Jake menutup sambungan telepon usai memberikan beberapa gagasan kepada ayahnya terkait aksi turis yang meresahkan. Dia berpikir, kalau perlu membatasi jumlah tur wisata juga memasang pagar kawat di kebun anggur yang ada d Tuscany, Italia. Selama ini, Jake tahu Fabio selalu membebaskan kedatangan mereka selama musim panas berlangsung sampai tanpa sadar peluang itu dimanfaatkan orang-orang jahil untuk mencuri anggur yang siap panen. Namun, jika Fabio masih menginginkan kedatangan orang asing untuk menarik konsumen mencicipi olahan anggur terbaik Tuscano, maka perlu adanya tindakan khusus dengan menyortir berdasar paspor mereka.

"Itu tidak masuk akal menurutku, Jake," ucap Fabio menolak tegas ide anaknya. "Mereka pasti protes dan mengecam karena merasa dibatasi akses untuk berkunjung ke sini. Aku tidak mau rating kita turun."

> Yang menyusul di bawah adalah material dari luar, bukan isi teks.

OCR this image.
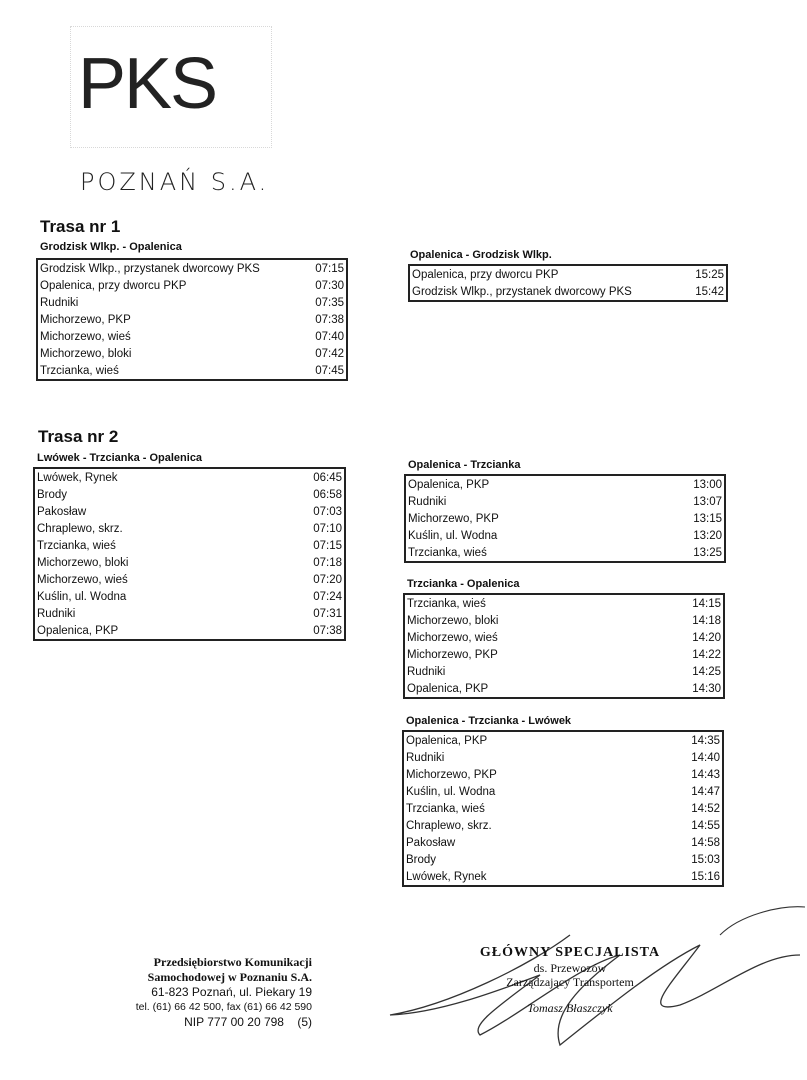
PKS
POZNAŃ S.A.
Trasa nr 1
Grodzisk Wlkp. - Opalenica
Grodzisk Wlkp., przystanek dworcowy PKS	07:15
Opalenica, przy dworcu PKP	07:30
Rudniki	07:35
Michorzewo, PKP	07:38
Michorzewo, wieś	07:40
Michorzewo, bloki	07:42
Trzcianka, wieś	07:45
Opalenica - Grodzisk Wlkp.
Opalenica, przy dworcu PKP	15:25
Grodzisk Wlkp., przystanek dworcowy PKS	15:42
Trasa nr 2
Lwówek - Trzcianka - Opalenica
Lwówek, Rynek	06:45
Brody	06:58
Pakosław	07:03
Chraplewo, skrz.	07:10
Trzcianka, wieś	07:15
Michorzewo, bloki	07:18
Michorzewo, wieś	07:20
Kuślin, ul. Wodna	07:24
Rudniki	07:31
Opalenica, PKP	07:38
Opalenica - Trzcianka
Opalenica, PKP	13:00
Rudniki	13:07
Michorzewo, PKP	13:15
Kuślin, ul. Wodna	13:20
Trzcianka, wieś	13:25
Trzcianka - Opalenica
Trzcianka, wieś	14:15
Michorzewo, bloki	14:18
Michorzewo, wieś	14:20
Michorzewo, PKP	14:22
Rudniki	14:25
Opalenica, PKP	14:30
Opalenica - Trzcianka - Lwówek
Opalenica, PKP	14:35
Rudniki	14:40
Michorzewo, PKP	14:43
Kuślin, ul. Wodna	14:47
Trzcianka, wieś	14:52
Chraplewo, skrz.	14:55
Pakosław	14:58
Brody	15:03
Lwówek, Rynek	15:16
Przedsiębiorstwo Komunikacji
Samochodowej w Poznaniu S.A.
61-823 Poznań, ul. Piekary 19
tel. (61) 66 42 500, fax (61) 66 42 590
NIP 777 00 20 798 (5)
GŁÓWNY SPECJALISTA
ds. Przewozów
Zarządzający Transportem
Tomasz Błaszczyk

"Jadi, apa jalan keluarnya kalau kita tidak memberi peraturan ketat, Papa?" tandas Jake mengetuk-ngetukkan jemari kiri di atas meja kerja. "Sejak kemarin Nonna sudah mengeluh banyak hal tentang para pencuri itu. Kurasa kalau Papa tidak tegas, mereka akan semena-mena lagi."

"Akan kupikirkan, Jake. Tapi, aku lebih suka idemu yang pertama. Sementara kami di sini membatasi jumlah kedatangan mereka. Aku kasihan kepada petani-petani kami yang kewalahan menghadapi orang-orang berkepala batu itu."

Dia menghela napas panjang sekadar mengisi rongga dadanya yang terasa sesak harus turun tangan untuk membantu permasalahan di Tuscany. Selanjutnya Jake menyandarkan punggung ke kursi seraya memejamkan mata merasakan pembuluh darah di pelipis berkedut-kedut. Di satu sisi, beruntung anak perusahaan Tuscano yang dipimpin Jake tidak pernah ada masalah. Mungkin turis-turis lokal maupun luar negeri lebih menjaga adab dan tata krama mengingat setiap sudut yang ada di Bali itu dikeramatkan. Apalagi orang asing mungkin lebih menjaga sikap bila tidak ingin dideportasi. 

Lagi pula, tur wisata kebun anggur yang diberikan Jake menyuguhkan fasilitas petik buah dan mencicipi olahan Lagom yang sudah menjadi wine. Jadi, tidak mungkin kan kalau mereka mendadak rakus sampai ingin mengenyangkan perut mereka sendiri?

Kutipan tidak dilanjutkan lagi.